July 2005 | Green Lines
July Green Lines
This Month: Shareholder rights, coffee and a better world, reinvent your home space online, flexing electric cars
By Heather Nordell
Bruce Herbert, president of Newground Social Investment, made national headlines after security escorted him out of a gavel-thumping Weyerhaeuser annual shareholder meeting. His offense: raising a point of order regarding the shareholder question/answer session, which was allocated only 15 minutes and then ended prematurely prior to voting. Throughout the meeting, Herbert and his Newground colleague Larry Dohrs were shocked shareholders were not allowed to speak, and Weyerhaeuser only accepted selected prescreened written questions. The standard of shareholders having a voice at their annual meeting is what gives Newground its entrée to influence social change and corporate responsibility. Example: Newground successfully influenced DuPont to move the site of a prospective strip mine proposed to operate only a stone’s throw from the protected Okefenokee National Wildlife Refuge.
Green Bean Coffee House recently opened its doors in Greenwood. The café serves organic, fair trade coffee and homemade baked goods and soups. The coffeehouse was founded as a nonprofit with a mission to serve its community. Green Bean offers weekly story time for kids, open mic night and live music. After its first month in business, Green Bean was not only in the black, they raised $700 for the local Boys and Girls Club through collections in their tip jar. The June tip jar is allocated to funding the diabetes patients at the Greenwood Clinic.
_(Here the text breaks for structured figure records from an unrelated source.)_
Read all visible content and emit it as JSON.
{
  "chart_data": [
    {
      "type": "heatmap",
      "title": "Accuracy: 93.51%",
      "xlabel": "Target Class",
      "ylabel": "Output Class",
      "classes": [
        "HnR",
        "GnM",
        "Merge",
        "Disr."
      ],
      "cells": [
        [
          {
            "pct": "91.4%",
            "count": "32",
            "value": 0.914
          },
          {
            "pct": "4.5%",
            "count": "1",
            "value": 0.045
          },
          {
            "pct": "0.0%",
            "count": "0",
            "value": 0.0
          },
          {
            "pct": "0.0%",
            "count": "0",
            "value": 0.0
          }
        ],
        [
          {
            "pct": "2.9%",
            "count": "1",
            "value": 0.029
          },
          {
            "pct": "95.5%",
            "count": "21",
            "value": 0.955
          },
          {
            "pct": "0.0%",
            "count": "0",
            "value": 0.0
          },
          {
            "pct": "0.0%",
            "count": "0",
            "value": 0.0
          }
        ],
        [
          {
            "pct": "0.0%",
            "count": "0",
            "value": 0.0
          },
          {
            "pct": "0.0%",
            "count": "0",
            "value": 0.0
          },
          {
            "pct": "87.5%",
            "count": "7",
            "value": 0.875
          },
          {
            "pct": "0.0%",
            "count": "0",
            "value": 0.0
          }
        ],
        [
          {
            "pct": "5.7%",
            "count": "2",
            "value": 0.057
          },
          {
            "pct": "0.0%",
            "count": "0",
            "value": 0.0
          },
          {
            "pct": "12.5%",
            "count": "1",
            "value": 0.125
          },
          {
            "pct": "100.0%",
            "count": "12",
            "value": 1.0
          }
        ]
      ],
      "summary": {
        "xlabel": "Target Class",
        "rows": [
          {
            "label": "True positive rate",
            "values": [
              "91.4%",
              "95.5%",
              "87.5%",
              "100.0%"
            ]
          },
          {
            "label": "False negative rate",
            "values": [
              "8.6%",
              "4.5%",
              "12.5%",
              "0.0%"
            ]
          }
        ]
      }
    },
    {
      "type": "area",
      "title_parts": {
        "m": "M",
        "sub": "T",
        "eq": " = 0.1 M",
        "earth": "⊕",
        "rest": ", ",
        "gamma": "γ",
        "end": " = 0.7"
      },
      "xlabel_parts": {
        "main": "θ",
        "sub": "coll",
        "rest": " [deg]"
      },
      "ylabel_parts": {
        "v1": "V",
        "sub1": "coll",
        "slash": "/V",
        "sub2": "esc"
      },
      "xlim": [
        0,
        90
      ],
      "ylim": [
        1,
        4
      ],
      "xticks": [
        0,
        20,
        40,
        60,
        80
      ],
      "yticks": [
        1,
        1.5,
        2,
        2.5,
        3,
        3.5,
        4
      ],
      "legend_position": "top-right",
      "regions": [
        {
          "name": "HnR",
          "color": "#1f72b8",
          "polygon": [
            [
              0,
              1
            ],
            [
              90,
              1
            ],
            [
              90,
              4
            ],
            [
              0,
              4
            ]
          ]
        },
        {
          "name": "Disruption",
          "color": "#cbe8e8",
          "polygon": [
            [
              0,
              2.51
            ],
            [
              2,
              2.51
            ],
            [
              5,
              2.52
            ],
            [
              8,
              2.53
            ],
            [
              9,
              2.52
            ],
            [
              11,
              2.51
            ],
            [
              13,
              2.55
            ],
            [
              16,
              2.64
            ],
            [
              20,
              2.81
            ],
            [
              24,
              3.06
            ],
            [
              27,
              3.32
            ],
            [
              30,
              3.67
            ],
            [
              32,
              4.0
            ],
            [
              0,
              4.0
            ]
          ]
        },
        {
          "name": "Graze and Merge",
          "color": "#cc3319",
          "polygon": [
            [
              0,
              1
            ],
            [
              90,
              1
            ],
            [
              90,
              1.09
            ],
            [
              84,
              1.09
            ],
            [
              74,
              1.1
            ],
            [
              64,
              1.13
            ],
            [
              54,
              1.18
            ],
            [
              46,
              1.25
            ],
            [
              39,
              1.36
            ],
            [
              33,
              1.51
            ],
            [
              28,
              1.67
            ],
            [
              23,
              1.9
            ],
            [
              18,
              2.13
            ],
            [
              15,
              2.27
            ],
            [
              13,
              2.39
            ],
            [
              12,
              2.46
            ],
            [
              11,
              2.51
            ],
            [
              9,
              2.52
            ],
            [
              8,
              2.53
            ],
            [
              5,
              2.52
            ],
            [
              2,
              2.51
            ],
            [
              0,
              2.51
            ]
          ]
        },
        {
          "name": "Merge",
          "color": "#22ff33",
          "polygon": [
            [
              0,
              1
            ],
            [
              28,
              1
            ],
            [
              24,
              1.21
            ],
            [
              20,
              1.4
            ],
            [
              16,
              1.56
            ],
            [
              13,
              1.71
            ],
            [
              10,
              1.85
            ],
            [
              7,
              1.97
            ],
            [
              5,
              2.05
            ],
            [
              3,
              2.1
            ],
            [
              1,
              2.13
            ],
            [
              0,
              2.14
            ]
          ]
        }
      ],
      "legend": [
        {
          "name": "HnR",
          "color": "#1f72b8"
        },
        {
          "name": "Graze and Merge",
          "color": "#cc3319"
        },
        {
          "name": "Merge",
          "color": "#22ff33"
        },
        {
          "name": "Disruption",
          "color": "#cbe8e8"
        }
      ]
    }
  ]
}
Founders Lisa Etter and Hayden Smith have an ultimate vision to create an intentional community for homeless women that would provide job training, organic gardening and cooking classes.
This month, Architect Your Life, LLC is launching an eye-opening home restyling website (www.architectyourlife.com) based on the principle that living spaces are a direct reflection of people’s inner selves. The basic concept: Enhance personal environment, help yourself achieve personal goals. For the past five years, chief Life Architect and founder Tamra Fleming has been helping individuals, couples and families to use their space as a means to express their life vision. Now, her new company brings her process to cyberspace. The site delivers information and services including life coaching, feng shui, color theory, clutter clearing, sustainable living, interior decoration and furniture placement among others. “Interiors are not just about furnishings,” says Fleming. “They are a mosaic of people’s lives.”
Flexcar and MC Electric Vehicles are collaborating to create more advanced transportation options in Seattle. MC Electric Vehicles is now selling “IT,” a small, energy-efficient vehicle perfect for short-distance transportation. At one to two cents a mile for operating and maintenance expenses, the “IT” zero-emission Neighborhood Electric Vehicle is ready to roll on streets with posted speed limits of up to 35 mph. When Seattle owners of the “IT” need to go farther or carry more, they can turn to Flexcar’s car-sharing program, which allows members to drive any of the hundreds of new, fuel-efficient Flexcar cars, trucks and minivans located across Seattle and several other metropolitan regions.